NCLB's formulae for fixing the problems amounts to tutoring, transfers, and the threat of firings and/or school takeovers. The report shows that very few students are using the transfer options because schools are generally too overcrowded to accept them. It also shows that there is very little data at this point on the effectiveness of tutoring, though I generally think this is a very good part of the law.
But the biggest problems reported by the schools are staffing and funding. If every single student in every demographic is to pass math, science, and reading tests, schools are going to need more resources.

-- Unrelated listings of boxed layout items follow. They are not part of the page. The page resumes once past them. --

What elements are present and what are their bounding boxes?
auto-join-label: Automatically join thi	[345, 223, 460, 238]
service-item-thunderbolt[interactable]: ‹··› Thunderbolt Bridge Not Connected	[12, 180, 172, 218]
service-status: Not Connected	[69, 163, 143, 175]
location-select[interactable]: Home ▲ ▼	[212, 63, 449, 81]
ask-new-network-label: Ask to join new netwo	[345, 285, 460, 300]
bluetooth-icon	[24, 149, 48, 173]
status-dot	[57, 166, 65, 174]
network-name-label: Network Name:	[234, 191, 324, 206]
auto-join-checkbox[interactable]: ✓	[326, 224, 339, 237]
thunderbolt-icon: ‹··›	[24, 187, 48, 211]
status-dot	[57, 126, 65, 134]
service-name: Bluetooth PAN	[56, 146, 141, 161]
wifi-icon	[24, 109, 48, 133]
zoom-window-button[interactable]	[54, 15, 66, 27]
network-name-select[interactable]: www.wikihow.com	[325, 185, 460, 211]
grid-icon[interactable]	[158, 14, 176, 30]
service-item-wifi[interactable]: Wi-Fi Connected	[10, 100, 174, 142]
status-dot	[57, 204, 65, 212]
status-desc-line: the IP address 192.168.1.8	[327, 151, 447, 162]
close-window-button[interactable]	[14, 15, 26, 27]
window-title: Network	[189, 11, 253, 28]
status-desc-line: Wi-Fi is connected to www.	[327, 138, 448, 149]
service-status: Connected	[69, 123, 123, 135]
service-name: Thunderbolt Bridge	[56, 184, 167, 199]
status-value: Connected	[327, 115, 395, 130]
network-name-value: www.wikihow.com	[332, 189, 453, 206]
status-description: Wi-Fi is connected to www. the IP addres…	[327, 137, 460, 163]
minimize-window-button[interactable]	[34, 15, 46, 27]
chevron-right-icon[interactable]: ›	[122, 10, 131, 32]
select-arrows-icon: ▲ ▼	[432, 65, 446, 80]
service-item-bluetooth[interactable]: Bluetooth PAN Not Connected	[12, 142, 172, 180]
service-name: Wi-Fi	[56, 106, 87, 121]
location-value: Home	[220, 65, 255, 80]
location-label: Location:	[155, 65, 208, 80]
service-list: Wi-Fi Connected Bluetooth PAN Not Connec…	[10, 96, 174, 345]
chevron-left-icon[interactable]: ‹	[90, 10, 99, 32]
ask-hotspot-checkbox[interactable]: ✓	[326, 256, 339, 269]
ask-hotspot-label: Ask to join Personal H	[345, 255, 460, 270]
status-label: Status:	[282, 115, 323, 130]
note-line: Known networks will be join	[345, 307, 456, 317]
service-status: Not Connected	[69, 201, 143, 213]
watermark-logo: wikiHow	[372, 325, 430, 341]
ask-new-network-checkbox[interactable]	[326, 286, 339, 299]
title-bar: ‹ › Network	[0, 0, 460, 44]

Predictably, Asst. Sec. of Education Ray Simon said, "The perpetual cry of more money, once again echoed in this report, simply does not comport with the facts." Well, that depends which facts you consider. I agree, of course, that money by itself will not improve education but it stands to reason that if you are going to require greater productivity from anything, you must increase its capabilities. I can't just tell my computer to go faster, I've got to get a new processor or more memory. And that costs money.
But funding isn't the only story here. There's a cautionary tale to be told. In nearly every situation in which high stakes testing has been instituted, test scores spike after the second or third years. The increased emphasis on the tests and the exclusion of other areas of focus cause that to happen. But usually the results start to flatline shortly thereafter. I think declaring victory because test scores improved after the third year would be extremely premature.